Volvo S90 long-term test review
The Volvo S90 is an all-new luxury saloon built to take on some of the most accomplished cars on sale. We’ve added one to our long-term test fleet to find out what it’s like to live with...
- The car: Volvo S90 D4 Momentum
- Run by: Steve Huntingford, editor
- Why it's here: To see if Volvo has built a genuine alternative to luxury saloons from the likes of Audi, BMW, Jaguar and Mercedes
- Needs to: Offer outstanding comfort and refinement, a sumptuous interior and low fuel consumption
Price £33,865 Price as tested £40,585 Miles covered 1966 Official economy 64.2mpg Test economy 39.2mpg Options fitted Head-up display (£750), 18in alloy wheels (£700), metallic paint (£700), electric driver’s seat with memory (£600), IntelliSafe Surround Pack (£600), Keyless Drive (£575), Volvo On Call with app (£550), Winter Pack (£525), electric passenger seat (£400), rear parking camera (£400), TFT driver’s information display (£400), smartphone integration (£300), Dark Flame Birch inlays (£220)
20 June 2017 – first report
Safe; sensible; square; Swedish. There are a lot of ‘S’ words that people associate with Volvo, but stylish and sexy aren’t among them. Or at least, they haven’t been traditionally. The new S90, however, shows just how dramatically the company’s design department has changed direction, because it’s one of the best-looking luxury saloons on sale today.
I remember seeing the Concept Estate that Volvo displayed at the 2014 Geneva motor show and thinking that as striking as it was, this was largely down to it being wider than it was long, so it could never go on sale. And yet the front-end of that concept has been incorporated onto the sensibly proportioned S90 without losing any of the drama.
It’s not just the exterior that’s easy on the eye, either. The S90’s dashboard is dominated by a large touchscreen that has let Volvo slash the number of buttons and create a modern, minimalist ambience that’s refreshingly different from anything in German rivals.
Unfortunately, while the idea of a screen that lets you swipe, pinch and scroll as you do with your iPad sounds good in theory, in reality I’m finding it makes simple tasks like changing the radio station or the temperature quite difficult on the move. This would be less of a problem if the voice control wasn’t so hit and miss – although, to be fair, it’s no worse than the system in the Audi A4 that I ran previously.
More positively, the quality of the materials in our entry-level Momentum-spec car is so good that when it first arrived I assumed Volvo had accidentally delivered a range-topping Inscription model instead. And while I often suffer from back ache while driving, the S90’s seats are fantastically supportive, so even after a few hours behind the wheel I remain pain-free.
The suspension set-up also puts comfort first, wafting you along at motorway speeds and coping reasonably well with patched-up urban roads. In fact, our long-term test car seems to ride better than early examples of the S90 that we tried, suggesting Volvo engineers have continued to fine-tune the mechanicals since its launch.
It’s a similar story when it comes to refinement.
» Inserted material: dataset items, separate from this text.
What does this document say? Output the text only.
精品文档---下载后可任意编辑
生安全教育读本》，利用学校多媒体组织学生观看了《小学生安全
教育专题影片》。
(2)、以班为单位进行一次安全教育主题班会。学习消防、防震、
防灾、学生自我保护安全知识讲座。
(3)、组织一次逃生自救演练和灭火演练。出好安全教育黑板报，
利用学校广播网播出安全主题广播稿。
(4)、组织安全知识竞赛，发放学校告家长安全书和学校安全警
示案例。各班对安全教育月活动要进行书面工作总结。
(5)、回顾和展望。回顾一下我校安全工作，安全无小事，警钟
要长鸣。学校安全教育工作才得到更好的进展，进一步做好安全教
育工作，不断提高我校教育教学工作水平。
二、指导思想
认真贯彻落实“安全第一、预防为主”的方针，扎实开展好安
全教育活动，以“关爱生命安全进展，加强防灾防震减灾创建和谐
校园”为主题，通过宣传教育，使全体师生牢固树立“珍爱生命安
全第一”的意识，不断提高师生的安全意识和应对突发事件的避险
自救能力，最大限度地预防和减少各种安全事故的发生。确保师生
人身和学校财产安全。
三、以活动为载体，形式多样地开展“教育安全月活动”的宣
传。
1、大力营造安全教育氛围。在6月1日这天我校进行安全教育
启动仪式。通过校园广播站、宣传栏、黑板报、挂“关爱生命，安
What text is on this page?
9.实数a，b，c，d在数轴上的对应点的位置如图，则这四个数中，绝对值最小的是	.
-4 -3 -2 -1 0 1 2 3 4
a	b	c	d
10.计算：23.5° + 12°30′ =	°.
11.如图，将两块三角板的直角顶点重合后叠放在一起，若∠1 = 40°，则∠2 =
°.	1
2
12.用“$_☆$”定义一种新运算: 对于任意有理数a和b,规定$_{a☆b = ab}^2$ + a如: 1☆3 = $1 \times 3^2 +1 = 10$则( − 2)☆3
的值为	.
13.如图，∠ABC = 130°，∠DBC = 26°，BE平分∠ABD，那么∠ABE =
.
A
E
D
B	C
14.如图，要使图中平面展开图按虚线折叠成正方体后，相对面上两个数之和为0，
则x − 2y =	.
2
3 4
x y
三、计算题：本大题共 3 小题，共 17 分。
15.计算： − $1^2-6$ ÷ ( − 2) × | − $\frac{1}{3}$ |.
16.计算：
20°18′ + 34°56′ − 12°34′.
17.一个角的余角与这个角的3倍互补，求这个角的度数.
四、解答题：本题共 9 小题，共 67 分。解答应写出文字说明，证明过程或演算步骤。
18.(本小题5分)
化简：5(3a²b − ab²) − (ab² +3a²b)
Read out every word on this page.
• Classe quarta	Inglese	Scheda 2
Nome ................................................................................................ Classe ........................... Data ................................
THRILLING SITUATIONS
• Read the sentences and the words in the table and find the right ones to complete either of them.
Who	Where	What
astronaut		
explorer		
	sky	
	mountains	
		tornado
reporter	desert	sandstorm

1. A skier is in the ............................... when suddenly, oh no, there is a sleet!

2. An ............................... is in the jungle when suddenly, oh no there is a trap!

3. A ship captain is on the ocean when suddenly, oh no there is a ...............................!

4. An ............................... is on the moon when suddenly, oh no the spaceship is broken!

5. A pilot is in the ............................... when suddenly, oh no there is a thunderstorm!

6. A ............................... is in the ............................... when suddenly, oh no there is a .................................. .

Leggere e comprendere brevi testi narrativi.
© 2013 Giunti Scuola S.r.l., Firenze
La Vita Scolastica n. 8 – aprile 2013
The diesel engines in the first S90s we tested sounded gruff and transmitted quite a bit of vibration through the pedals, but there are no such problems in our four-cylinder D4 long-termer. Okay, it’s still not as smooth as the six-cylinder diesels that rivals offer (Volvo doesn’t have one of these), but it is competitive with their four-cylinders, and it’s those that most people choose, thanks to their tax-friendly CO2 emissions.
The only remaining issue that I have with the D4 engine is its real-world fuel economy. When we put it through our True MPG efficiency test last August, it returned a disappointing 39.9mpg, and so far I’m seeing a similar figure. I’m just praying this will improve once the engine is properly run in; I can’t see it getting anywhere near the official average of 64.2mpg, but mid-40s doesn’t seem too much to ask.
Like all S90s, ours comes with a long list of standard equipment, including leather upholstery, sat-nav, Bluetooth, and a DAB radio. And it doesn’t stop there: a powered boot lid, keyless start and rear parking sensors are also included, as is adaptive cruise control with an autopilot feature that helps you steer the car in city traffic.
Volvo also offers a long list of options, many of which you can do without. But I would recommend the Intellisafe Surround Pack (£600), which includes blind spot and cross traffic monitoring, and the head-up display (£750), which projects road sign information, following-distance alerts, sat-nav instructions and your current speed onto the windscreen, so you can your keep your eyes on the road most of the time.
Despite the odd weakness, then, the new S90 looks like a genuine threat to Germany’s hegemony of the luxury saloon market – something you could never have said about any of Volvo’s previous efforts. Over the next few months we’ll be seeing what the S90 is like to live and if this strengthens or weakens the case for choosing one. If it’s the former, it could be seismic.